On February 4, 2026, the People filed their Certificate of Compliance ("COC") and Certificate of Readiness for Trial ("COR").
Defendant now moves by Notice of Motion dated March 11, 2026, seeking an Order dismissing the charges against the Defendant pursuant to CPL §170.30(1)(e) and CPL §30.30(1)(b). The People oppose the motion.
ARGUMENTS
The defense asserts that the People failed to be ready for trial within the statutorily required 90 days by filing their COC and COR on the 91st day. The defense maintains that they did not consent to any adjournments from the time of the Defendant's arraignment, and that February 4, 2026, marked the 91st day.
In opposition, the People argue that the adjournment from November 24, 2025 until December 19, 2025, should not be charged to them. The People assert that because the Defendant was not present and the Court stayed the issuance of a warrant, that adjournment is excludable pursuant to CPL §30.30(4)(c)(i).
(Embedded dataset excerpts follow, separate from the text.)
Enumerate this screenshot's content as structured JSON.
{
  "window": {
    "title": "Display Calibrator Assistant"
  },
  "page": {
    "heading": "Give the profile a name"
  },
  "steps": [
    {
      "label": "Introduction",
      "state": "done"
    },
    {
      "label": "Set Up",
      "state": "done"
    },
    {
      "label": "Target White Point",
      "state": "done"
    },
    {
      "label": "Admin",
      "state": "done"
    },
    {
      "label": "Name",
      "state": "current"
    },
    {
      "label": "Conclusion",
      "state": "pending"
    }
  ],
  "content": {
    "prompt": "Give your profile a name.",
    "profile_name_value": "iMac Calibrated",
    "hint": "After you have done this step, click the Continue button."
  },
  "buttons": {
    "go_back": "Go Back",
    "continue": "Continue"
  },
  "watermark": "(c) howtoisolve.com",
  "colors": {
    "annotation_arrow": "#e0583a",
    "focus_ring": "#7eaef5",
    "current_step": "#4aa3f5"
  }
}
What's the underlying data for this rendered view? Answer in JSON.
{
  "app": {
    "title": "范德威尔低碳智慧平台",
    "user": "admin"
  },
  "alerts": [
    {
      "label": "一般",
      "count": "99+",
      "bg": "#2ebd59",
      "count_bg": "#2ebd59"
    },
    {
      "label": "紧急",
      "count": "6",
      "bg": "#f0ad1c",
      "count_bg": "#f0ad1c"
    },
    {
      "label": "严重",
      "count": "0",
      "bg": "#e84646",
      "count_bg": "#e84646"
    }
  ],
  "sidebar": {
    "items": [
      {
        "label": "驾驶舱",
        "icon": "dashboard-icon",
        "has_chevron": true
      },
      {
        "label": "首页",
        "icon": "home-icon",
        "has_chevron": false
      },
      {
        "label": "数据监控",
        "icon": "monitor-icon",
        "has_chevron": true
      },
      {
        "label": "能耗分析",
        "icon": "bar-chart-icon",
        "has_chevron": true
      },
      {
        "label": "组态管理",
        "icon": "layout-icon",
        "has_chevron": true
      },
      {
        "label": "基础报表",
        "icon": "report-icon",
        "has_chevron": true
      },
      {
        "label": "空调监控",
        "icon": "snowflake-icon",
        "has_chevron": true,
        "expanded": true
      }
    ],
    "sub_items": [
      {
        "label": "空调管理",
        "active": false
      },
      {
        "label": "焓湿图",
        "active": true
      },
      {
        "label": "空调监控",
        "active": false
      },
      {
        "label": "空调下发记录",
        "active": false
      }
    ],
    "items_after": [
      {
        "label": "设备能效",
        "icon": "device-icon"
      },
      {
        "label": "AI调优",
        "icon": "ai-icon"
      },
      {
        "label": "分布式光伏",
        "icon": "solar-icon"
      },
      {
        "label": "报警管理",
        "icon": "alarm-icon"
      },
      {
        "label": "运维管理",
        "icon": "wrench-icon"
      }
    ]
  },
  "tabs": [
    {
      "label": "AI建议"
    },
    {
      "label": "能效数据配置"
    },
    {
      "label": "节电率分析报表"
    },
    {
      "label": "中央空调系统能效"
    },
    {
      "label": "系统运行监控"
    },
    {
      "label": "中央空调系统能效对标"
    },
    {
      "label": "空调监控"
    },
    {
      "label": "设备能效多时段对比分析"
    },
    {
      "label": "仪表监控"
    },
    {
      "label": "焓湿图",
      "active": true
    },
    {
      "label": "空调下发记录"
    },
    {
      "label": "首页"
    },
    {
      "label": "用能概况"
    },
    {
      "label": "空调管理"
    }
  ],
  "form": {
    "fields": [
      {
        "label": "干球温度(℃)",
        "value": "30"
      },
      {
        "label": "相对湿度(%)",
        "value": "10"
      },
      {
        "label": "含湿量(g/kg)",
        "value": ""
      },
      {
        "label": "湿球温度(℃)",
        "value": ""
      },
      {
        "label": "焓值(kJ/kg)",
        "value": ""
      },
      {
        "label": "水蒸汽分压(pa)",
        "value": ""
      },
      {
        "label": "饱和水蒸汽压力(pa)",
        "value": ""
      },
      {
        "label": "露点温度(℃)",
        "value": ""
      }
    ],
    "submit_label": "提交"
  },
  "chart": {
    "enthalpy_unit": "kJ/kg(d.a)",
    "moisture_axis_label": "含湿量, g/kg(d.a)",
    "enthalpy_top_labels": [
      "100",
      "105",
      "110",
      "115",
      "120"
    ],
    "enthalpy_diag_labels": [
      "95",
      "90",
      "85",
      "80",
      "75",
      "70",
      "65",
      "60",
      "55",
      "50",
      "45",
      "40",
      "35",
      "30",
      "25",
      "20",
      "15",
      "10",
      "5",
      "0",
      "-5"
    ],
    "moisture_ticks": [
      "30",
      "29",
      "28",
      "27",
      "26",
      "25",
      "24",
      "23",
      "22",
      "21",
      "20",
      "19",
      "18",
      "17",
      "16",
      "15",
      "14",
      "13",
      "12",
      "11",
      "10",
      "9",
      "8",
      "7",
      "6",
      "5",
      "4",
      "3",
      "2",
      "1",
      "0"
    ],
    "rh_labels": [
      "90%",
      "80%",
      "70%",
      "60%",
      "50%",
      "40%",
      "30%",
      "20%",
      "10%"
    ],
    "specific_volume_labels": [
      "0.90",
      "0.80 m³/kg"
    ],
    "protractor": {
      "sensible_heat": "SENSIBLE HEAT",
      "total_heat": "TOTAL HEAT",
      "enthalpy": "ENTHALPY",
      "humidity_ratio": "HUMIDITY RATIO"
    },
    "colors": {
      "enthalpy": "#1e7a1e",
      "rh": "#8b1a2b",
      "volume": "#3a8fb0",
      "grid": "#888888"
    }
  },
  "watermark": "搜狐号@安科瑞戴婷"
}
The People maintain that the Defendant was "unavailable" on November 24, 2025. They also claim the time is excludable pursuant to CPL §30.30(4)(a), arguing that Defendant's absence should be deemed "a reasonable period of delay resulting from other proceedings." The People outline the voluminous discovery they provided and set forth their efforts to obtain same before filing their COC and COR on February 4, 2026.
In reply, the defense notes that they never requested an adjournment or asked for a warrant to be stayed on November 24, 2025. They further assert that it was made clear by the Judge that the Defendant could bring proof of his other court appearance in order to "strike" the warrant stayed marking. As set forth in the transcript provided, on December 19, 2025, upon proof that Defendant had been in Brooklyn Criminal Court on November 24, 2025, the Court removed the warrant ordered stayed marking and waived the Defendant's appearance on the November 24, 2025 date.
DISCUSSION
The burden of proof is on the People to show that periods are excludable for speedy trial purposes (People v. Kendzia, 64 NY2d 331 (1985). There is no dispute that the People were not yet ready for trial and had not yet certified the case when the matter was adjourned from November 24, 2025 to December 19, 2025. All prereadiness delay is chargeable to the People unless they "satisfy their burden of proving entitlement to an exclusion" (People v. Cortes, 80 NY2d 201 [1992]). Here, they have failed to do so.
The defense neither requested nor consented to the subject adjournmentFN1. Rather, the defense asked that Defendant's appearance be waived."Adjournments consented to by the defense must be clearly expressed to relieve the People of the responsibility for that portion of the delay" (People v. Smith, 82 NY2d 676 [1993]). The Court stayed a warrant until December 19, 2025, and the record is otherwise silent as to consent or to whom the time is chargeable. Where there is no waiver by the defendant, a sua sponte adjournment period is properly charged to the People (People v. Meierdiercks, 68 NY2d 613 [1986]).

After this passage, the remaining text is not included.